Les défis structurels et les perspectives d’un nouveau contrat social agricole régénérateur
La transition vers une agriculture régénératrice rencontre encore plusieurs obstacles structurels :
- Manque d’incitations financières adaptées aux spécificités régénératrices
- Fragmentation des données agricoles et absence d’un cadre normatif harmonisé
- Insuffisance des politiques publiques mobilisatrices
Pour lever ces freins, le CESE recommande des mesures politiques et institutionnelles favorisant une agriculture vivante, résiliente et économiquement viable.
La norme AFNOR SPEC Économie Régénératrice, élaborée avec PADV, constitue un cadre normatif structurant, garantissant la résilience des écosystèmes et une création de valeur locale durable.

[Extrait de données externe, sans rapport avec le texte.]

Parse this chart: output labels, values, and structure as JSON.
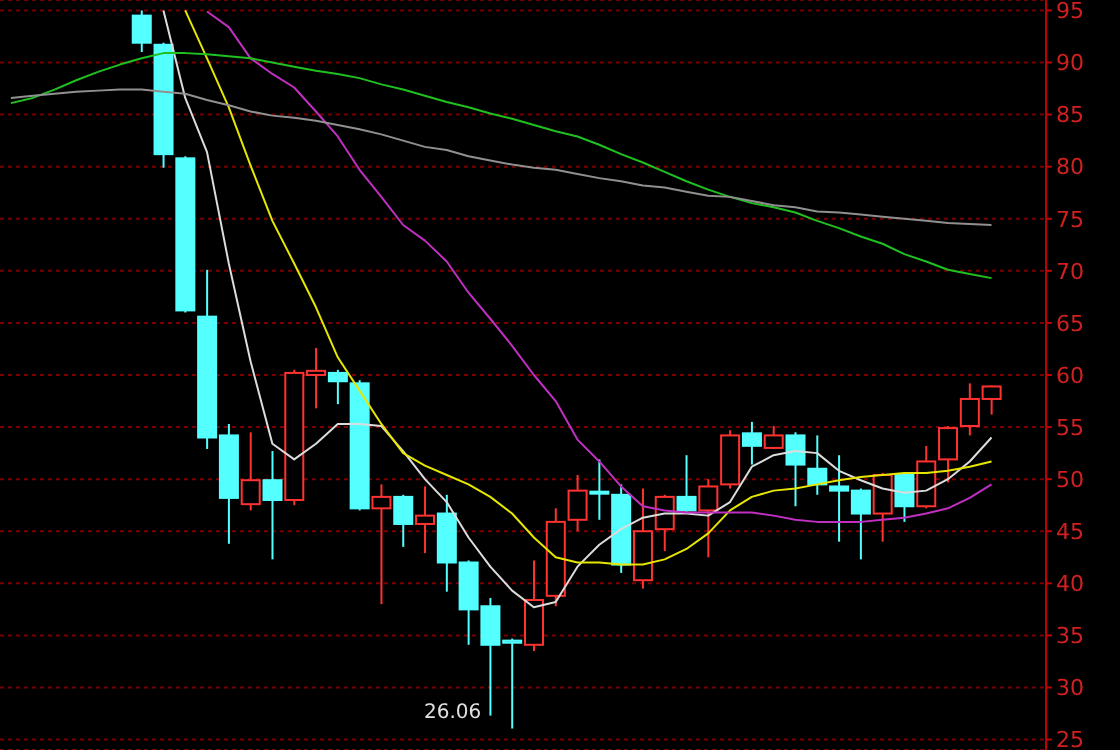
{
  "chart_data": {
    "type": "candlestick",
    "categories": [
      null,
      null,
      null,
      null,
      null,
      null,
      null,
      null,
      null,
      null,
      null,
      null,
      null,
      null,
      null,
      null,
      null,
      null,
      null,
      null,
      null,
      null,
      null,
      null,
      null,
      null,
      null,
      null,
      null,
      null,
      null,
      null,
      null,
      null,
      null,
      null,
      null,
      null,
      null,
      null,
      null,
      null,
      null,
      null,
      null,
      null
    ],
    "ylim": [
      24,
      96
    ],
    "yticks": [
      25,
      30,
      35,
      40,
      45,
      50,
      55,
      60,
      65,
      70,
      75,
      80,
      85,
      90,
      95
    ],
    "grid": "y",
    "tick_labels": "y",
    "annotations": [
      "26.06"
    ],
    "series": [
      {
        "ohlc": [
          null,
          null,
          null,
          null,
          null,
          null,
          [
            94.5,
            95,
            91,
            91.9
          ],
          [
            91.7,
            91.9,
            79.9,
            81.2
          ],
          [
            80.8,
            81,
            66,
            66.2
          ],
          [
            65.6,
            70.1,
            52.9,
            54.0
          ],
          [
            54.2,
            55.3,
            43.8,
            48.2
          ],
          [
            47.6,
            54.5,
            47.0,
            49.9
          ],
          [
            49.9,
            52.7,
            42.3,
            48.0
          ],
          [
            48.0,
            60.5,
            47.5,
            60.2
          ],
          [
            60.0,
            62.6,
            56.8,
            60.4
          ],
          [
            60.2,
            60.5,
            57.2,
            59.4
          ],
          [
            59.2,
            59.5,
            47.0,
            47.2
          ],
          [
            47.2,
            49.5,
            38.0,
            48.3
          ],
          [
            48.3,
            48.5,
            43.5,
            45.7
          ],
          [
            45.7,
            49.3,
            42.9,
            46.5
          ],
          [
            46.7,
            48.5,
            39.2,
            42.0
          ],
          [
            42.0,
            42.2,
            34.1,
            37.5
          ],
          [
            37.8,
            38.6,
            27.3,
            34.1
          ],
          [
            34.3,
            34.7,
            26.06,
            34.5
          ],
          [
            34.1,
            42.2,
            33.5,
            38.4
          ],
          [
            38.8,
            47.2,
            37.8,
            45.9
          ],
          [
            46.1,
            50.4,
            45.0,
            48.9
          ],
          [
            48.8,
            51.9,
            46.1,
            48.7
          ],
          [
            48.5,
            49.5,
            41.0,
            41.8
          ],
          [
            40.3,
            49.1,
            39.5,
            45.0
          ],
          [
            45.2,
            48.5,
            43.1,
            48.3
          ],
          [
            48.3,
            52.3,
            46.8,
            47.0
          ],
          [
            47.0,
            50.0,
            42.5,
            49.3
          ],
          [
            49.5,
            54.7,
            49.1,
            54.2
          ],
          [
            54.4,
            55.5,
            51.4,
            53.2
          ],
          [
            53.0,
            55.1,
            52.9,
            54.2
          ],
          [
            54.2,
            54.5,
            47.4,
            51.4
          ],
          [
            51.0,
            54.2,
            48.5,
            49.5
          ],
          [
            49.3,
            52.3,
            44.0,
            48.9
          ],
          [
            48.9,
            49.1,
            42.3,
            46.7
          ],
          [
            46.7,
            50.6,
            44.0,
            50.4
          ],
          [
            50.4,
            50.6,
            45.9,
            47.4
          ],
          [
            47.4,
            53.2,
            47.2,
            51.7
          ],
          [
            51.9,
            55.1,
            49.7,
            54.9
          ],
          [
            55.1,
            59.2,
            54.2,
            57.7
          ],
          [
            57.7,
            59.0,
            56.2,
            58.9
          ]
        ],
        "colors": [
          null,
          null,
          null,
          null,
          null,
          null,
          "#54ffff",
          "#54ffff",
          "#54ffff",
          "#54ffff",
          "#54ffff",
          "#ff3232",
          "#54ffff",
          "#ff3232",
          "#ff3232",
          "#54ffff",
          "#54ffff",
          "#ff3232",
          "#54ffff",
          "#ff3232",
          "#54ffff",
          "#54ffff",
          "#54ffff",
          "#54ffff",
          "#ff3232",
          "#ff3232",
          "#ff3232",
          "#54ffff",
          "#54ffff",
          "#ff3232",
          "#ff3232",
          "#54ffff",
          "#ff3232",
          "#ff3232",
          "#54ffff",
          "#ff3232",
          "#54ffff",
          "#54ffff",
          "#54ffff",
          "#54ffff",
          "#ff3232",
          "#54ffff",
          "#ff3232",
          "#ff3232",
          "#ff3232",
          "#ff3232"
        ]
      },
      {
        "type": "line",
        "color": "#dcdcdc",
        "values": [
          null,
          null,
          null,
          null,
          null,
          null,
          null,
          95,
          86.6,
          81.4,
          70.7,
          61.3,
          53.4,
          51.9,
          53.4,
          55.3,
          55.3,
          55.1,
          52.7,
          50.0,
          47.8,
          44.4,
          41.6,
          39.3,
          37.7,
          38.2,
          41.6,
          43.7,
          45.2,
          46.3,
          46.7,
          46.7,
          46.5,
          47.8,
          51.2,
          52.3,
          52.7,
          52.5,
          50.8,
          49.9,
          49.1,
          48.7,
          48.9,
          50.0,
          51.7,
          54.0
        ]
      },
      {
        "type": "line",
        "color": "#e6e600",
        "values": [
          null,
          null,
          null,
          null,
          null,
          null,
          null,
          null,
          95,
          90.4,
          85.7,
          80.1,
          74.8,
          70.7,
          66.5,
          61.7,
          58.5,
          55.3,
          52.5,
          51.3,
          50.4,
          49.5,
          48.3,
          46.7,
          44.4,
          42.5,
          42.0,
          42.0,
          41.8,
          41.8,
          42.3,
          43.3,
          44.8,
          47.0,
          48.3,
          48.9,
          49.1,
          49.5,
          49.9,
          50.2,
          50.4,
          50.6,
          50.6,
          50.8,
          51.2,
          51.7
        ]
      },
      {
        "type": "line",
        "color": "#c030c0",
        "values": [
          null,
          null,
          null,
          null,
          null,
          null,
          null,
          null,
          null,
          94.9,
          93.4,
          90.4,
          88.9,
          87.6,
          85.3,
          82.9,
          79.7,
          77.1,
          74.4,
          72.9,
          70.9,
          67.9,
          65.4,
          62.8,
          60.0,
          57.5,
          53.8,
          51.7,
          49.3,
          47.4,
          47.0,
          46.8,
          46.8,
          46.8,
          46.8,
          46.5,
          46.1,
          45.9,
          45.9,
          45.9,
          46.1,
          46.3,
          46.7,
          47.2,
          48.2,
          49.5
        ]
      },
      {
        "type": "line",
        "color": "#20c020",
        "values": [
          86.1,
          86.6,
          87.4,
          88.3,
          89.1,
          89.8,
          90.4,
          90.9,
          90.9,
          90.8,
          90.6,
          90.4,
          90.0,
          89.6,
          89.2,
          88.9,
          88.5,
          87.9,
          87.4,
          86.8,
          86.2,
          85.7,
          85.1,
          84.6,
          84.0,
          83.4,
          82.9,
          82.1,
          81.2,
          80.4,
          79.5,
          78.6,
          77.8,
          77.1,
          76.5,
          76.1,
          75.6,
          74.8,
          74.1,
          73.3,
          72.6,
          71.6,
          70.9,
          70.1,
          69.7,
          69.3
        ]
      },
      {
        "type": "line",
        "color": "#909090",
        "values": [
          86.6,
          86.8,
          87.0,
          87.2,
          87.3,
          87.4,
          87.4,
          87.2,
          87.0,
          86.4,
          85.9,
          85.3,
          84.9,
          84.7,
          84.4,
          84.0,
          83.6,
          83.1,
          82.5,
          81.9,
          81.6,
          81.0,
          80.6,
          80.2,
          79.9,
          79.7,
          79.3,
          78.9,
          78.6,
          78.2,
          78.0,
          77.6,
          77.2,
          77.1,
          76.7,
          76.3,
          76.1,
          75.7,
          75.6,
          75.4,
          75.2,
          75.0,
          74.8,
          74.6,
          74.5,
          74.4
        ]
      }
    ]
  }
}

Ce nouveau contrat social repose sur l’équilibre entre durabilité environnementale, sociale et économique, et encourage une coopération renforcée entre agriculteurs, filières, entreprises et institutions.
Conseils pratiques pour accompagner la transition vers l’agriculture régénératrice :
- Encourager la formation continue des agriculteurs sur les pratiques régénératrices
- Développer des mécanismes innovants de financement adaptés
- Faciliter le partage sécurisé et la protection des données agricoles
- Promouvoir l’utilisation d’outils d’accompagnement, comme l’Indice de Régénération, pour mesurer les progrès
- Intégrer les marchés carbone et stratégies alimentaires durables pour renforcer la viabilité économique
Cette dynamique ouvre la voie à une agriculture rénovée, capable de répondre aux enjeux actuels tout en bâtissant un nouveau pacte sociétal avec le vivant.